# How to work with Opendata real-time forecast on Earth Data Hub
### Surface temperature forecast in Rome

***
This notebook will provide you guidance on how to access and use the `s3://hedp/ecmwf-forecasts/opendata-oper-20231016T00.zarr` datset on Earth Data Hub.

The goal is to plot the surface temperature forecsat for October 16th.
***

## What you will learn:

* how to access and preview the dataset
* select and reduce the data
* plot the results

## Data access and preview
***

Xarray and Dask work together following a lazy principle. This means when you access and manipulate a Zarr store the data is in not immediately downloaded and loaded in memory. Instead, Dask constructs a task graph that represents the operations to be performed. A smart user will reduce the amount of data that needs to be downloaded before the computation takes place (e.g., when the `.compute()` or `.plot()` methods are called).

To preview the data, only the dataset metadata must be downloaded. Xarray does this automatically:

***

In [1]:
import xarray as xr

# your `~/.netrc` file MUST contain your credentials for earthdatahub.com
#
# machine data.earthdatahub.com
#   login {your_username}
#   password {your_password}

ds = xr.open_dataset(
    "https://data.earthdatahub.com/hedp/ecmwf-forecasts/opendata-oper-20231016T00.zarr",
    chunks={},
    engine="zarr",
    storage_options={"client_kwargs": {"trust_env": True}},
)
ds

FileNotFoundError: No such file or directory: 'https://data.earthdatahub.com/hedp/ecmwf-forecasts/opendata-oper-20231016T00.zarr'

## Working with data

Datasets on EDH are typically very large and remotely hosted. Typical use imply a selection of the data followed by one or more reduction steps to be performed in a local or distributed Dask environment. 

The structure of a workflow that uses EDH data looks like this:
1. data selection
2. (optional) data reduction
3. (optional) visualization

## Rome 2 metre temperature forecast

### 1. Data selection
We select the 2 metre temperature variable from the dataset and we convert it form `K` to `°C`. Forecast steps are given in `ns`, we convert it to `h`.

In [None]:
t2m = ds["2t"] - 273.15
t2m.attrs["units"] = "C"
t2m["step"] = t2m.step.astype('datetime64[ns]').astype('float64') / 1e9 / 3600
t2m

We select then the closest point to Rome:

In [None]:
t2m_Rome = t2m.sel(**{"latitude": 41.9, "longitude": 12.5}, method="nearest")
t2m_Rome

At this point, no data has been downloaded yet, nor loaded in memory. However, the selection is small enough to call `.compute()` on it. This will trigger the download of data from EDH and load it in memory.

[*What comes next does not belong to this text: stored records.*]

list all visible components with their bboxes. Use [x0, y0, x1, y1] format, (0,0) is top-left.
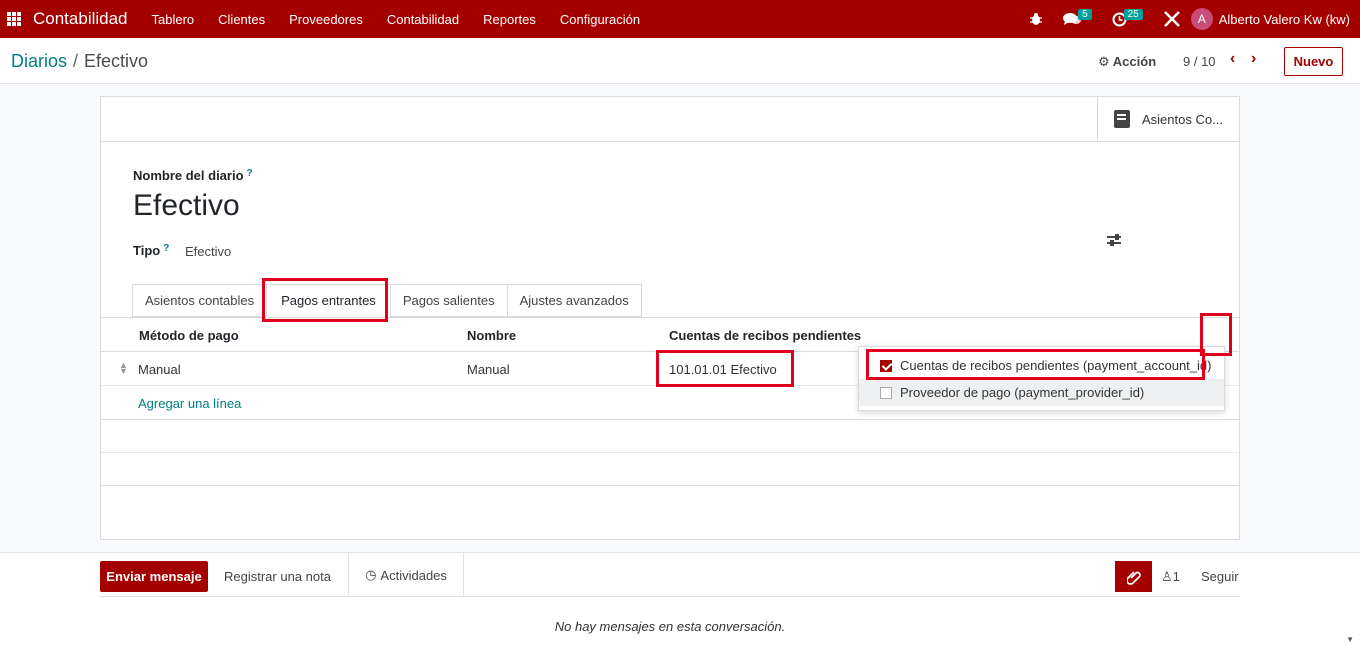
followers-button[interactable]: ♙1 [1161, 569, 1180, 585]
pager-next-icon[interactable]: › [1251, 50, 1256, 68]
messages-icon[interactable]: 5 [1063, 8, 1092, 26]
toggle-knob [1115, 234, 1119, 240]
column-option-label: Proveedor de pago (payment_provider_id) [900, 385, 1145, 400]
scroll-down-icon[interactable]: ▼ [1346, 635, 1354, 644]
book-icon [1114, 110, 1130, 128]
empty-row [101, 453, 1239, 486]
checkbox-unchecked-icon[interactable] [880, 386, 892, 399]
followers-count: 1 [1172, 569, 1180, 584]
chatter-divider [100, 596, 1240, 597]
column-header-metodo[interactable]: Método de pago [139, 328, 239, 343]
highlight-box-account [656, 350, 794, 387]
type-label-text: Tipo [133, 243, 161, 258]
empty-conversation-text: No hay mensajes en esta conversación. [554, 619, 786, 634]
highlight-box-option [866, 349, 1205, 380]
add-line-link[interactable]: Agregar una línea [138, 396, 241, 411]
column-header-cuentas[interactable]: Cuentas de recibos pendientes [669, 328, 861, 343]
journal-name-input[interactable]: Efectivo [133, 189, 240, 223]
drag-handle-icon[interactable]: ▲ ▼ [119, 361, 128, 376]
app-brand[interactable]: Contabilidad [33, 9, 128, 29]
tab-asientos-contables[interactable]: Asientos contables [132, 284, 267, 317]
journal-name-label-text: Nombre del diario [133, 168, 244, 183]
top-navbar: Contabilidad Tablero Clientes Proveedore… [0, 0, 1360, 38]
optional-columns-toggle-icon[interactable] [1105, 231, 1123, 249]
attachment-paperclip-icon[interactable] [1115, 561, 1152, 592]
breadcrumb-separator: / [73, 51, 79, 71]
toggle-knob [1110, 240, 1114, 246]
pager-value[interactable]: 9 / 10 [1183, 54, 1216, 69]
help-tooltip-icon[interactable]: ? [247, 168, 253, 179]
breadcrumb: Diarios / Efectivo [11, 51, 148, 72]
debug-bug-icon[interactable] [1029, 12, 1043, 26]
pager-previous-icon[interactable]: ‹ [1230, 50, 1235, 68]
journal-name-label: Nombre del diario? [133, 168, 253, 183]
menu-configuracion[interactable]: Configuración [560, 12, 640, 27]
menu-reportes[interactable]: Reportes [483, 12, 536, 27]
smart-button-label: Asientos Co... [1142, 111, 1223, 127]
column-header-nombre[interactable]: Nombre [467, 328, 516, 343]
breadcrumb-diarios-link[interactable]: Diarios [11, 51, 67, 71]
activities-clock-icon[interactable]: 25 [1112, 8, 1143, 27]
type-label: Tipo? [133, 243, 169, 258]
menu-contabilidad[interactable]: Contabilidad [387, 12, 459, 27]
help-tooltip-icon[interactable]: ? [163, 243, 169, 254]
menu-tablero[interactable]: Tablero [152, 12, 195, 27]
breadcrumb-current: Efectivo [84, 51, 149, 71]
messages-count-badge: 5 [1078, 8, 1092, 20]
follow-button[interactable]: Seguir [1201, 569, 1239, 584]
activities-count-badge: 25 [1123, 8, 1143, 20]
menu-proveedores[interactable]: Proveedores [289, 12, 363, 27]
tab-pagos-salientes[interactable]: Pagos salientes [389, 284, 507, 317]
column-option-payment-provider[interactable]: Proveedor de pago (payment_provider_id) [859, 379, 1224, 406]
user-avatar[interactable]: A [1190, 8, 1213, 30]
highlight-box-tab [262, 278, 388, 322]
settings-tools-icon[interactable] [1163, 10, 1181, 28]
chatter: Enviar mensaje Registrar una nota ◷ Acti… [0, 552, 1360, 645]
user-name[interactable]: Alberto Valero Kw (kw) [1219, 12, 1350, 27]
action-label: Acción [1112, 54, 1157, 69]
journal-entries-smart-button[interactable]: Asientos Co... [1097, 97, 1239, 141]
activities-button[interactable]: ◷ Actividades [348, 553, 464, 597]
apps-menu-icon[interactable] [7, 12, 21, 26]
cell-metodo[interactable]: Manual [138, 362, 181, 377]
activities-label: Actividades [380, 567, 447, 583]
empty-row [101, 420, 1239, 453]
user-icon: ♙ [1161, 569, 1173, 584]
log-note-button[interactable]: Registrar una nota [224, 569, 331, 584]
control-panel: Diarios / Efectivo ⚙ Acción 9 / 10 ‹ › Nue… [0, 38, 1360, 84]
gear-icon: ⚙ [1098, 54, 1110, 69]
smart-button-box: Asientos Co... [101, 97, 1239, 142]
clock-icon: ◷ [365, 567, 377, 582]
cell-nombre[interactable]: Manual [467, 362, 510, 377]
new-button[interactable]: Nuevo [1284, 47, 1343, 76]
action-menu-button[interactable]: ⚙ Acción [1098, 54, 1156, 70]
menu-clientes[interactable]: Clientes [218, 12, 265, 27]
type-value[interactable]: Efectivo [185, 244, 231, 259]
send-message-button[interactable]: Enviar mensaje [100, 561, 208, 592]
tab-ajustes-avanzados[interactable]: Ajustes avanzados [506, 284, 642, 317]
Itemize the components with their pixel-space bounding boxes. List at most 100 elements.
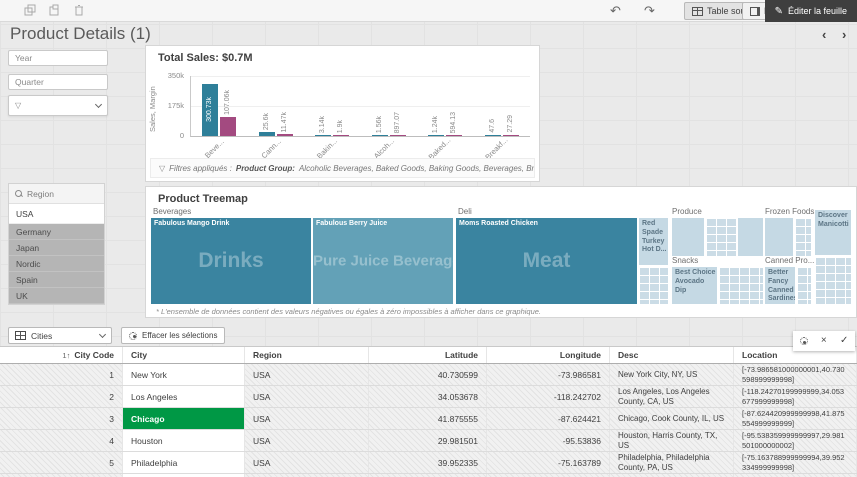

We can mesure the time it takes:

In [None]:
%%time

t2m_Rome = t2m_Rome.compute()

The data was very small, this didn't take long.

### 2. Visualization

Now that the data is loaded in memory, we can easily plot the temperature forecast.

In [None]:
import matplotlib.pyplot as plt
import numpy as np

t2m_Rome.plot()
plt.title("Surface Temperature forecast in Rome (IT)")
plt.ylabel("Surface Temperature [C]")
reference_time = np.datetime_as_string(t2m_Rome.time.values)
plt.xlabel(f"time since {reference_time[:-10]} [hr]")
plt.show()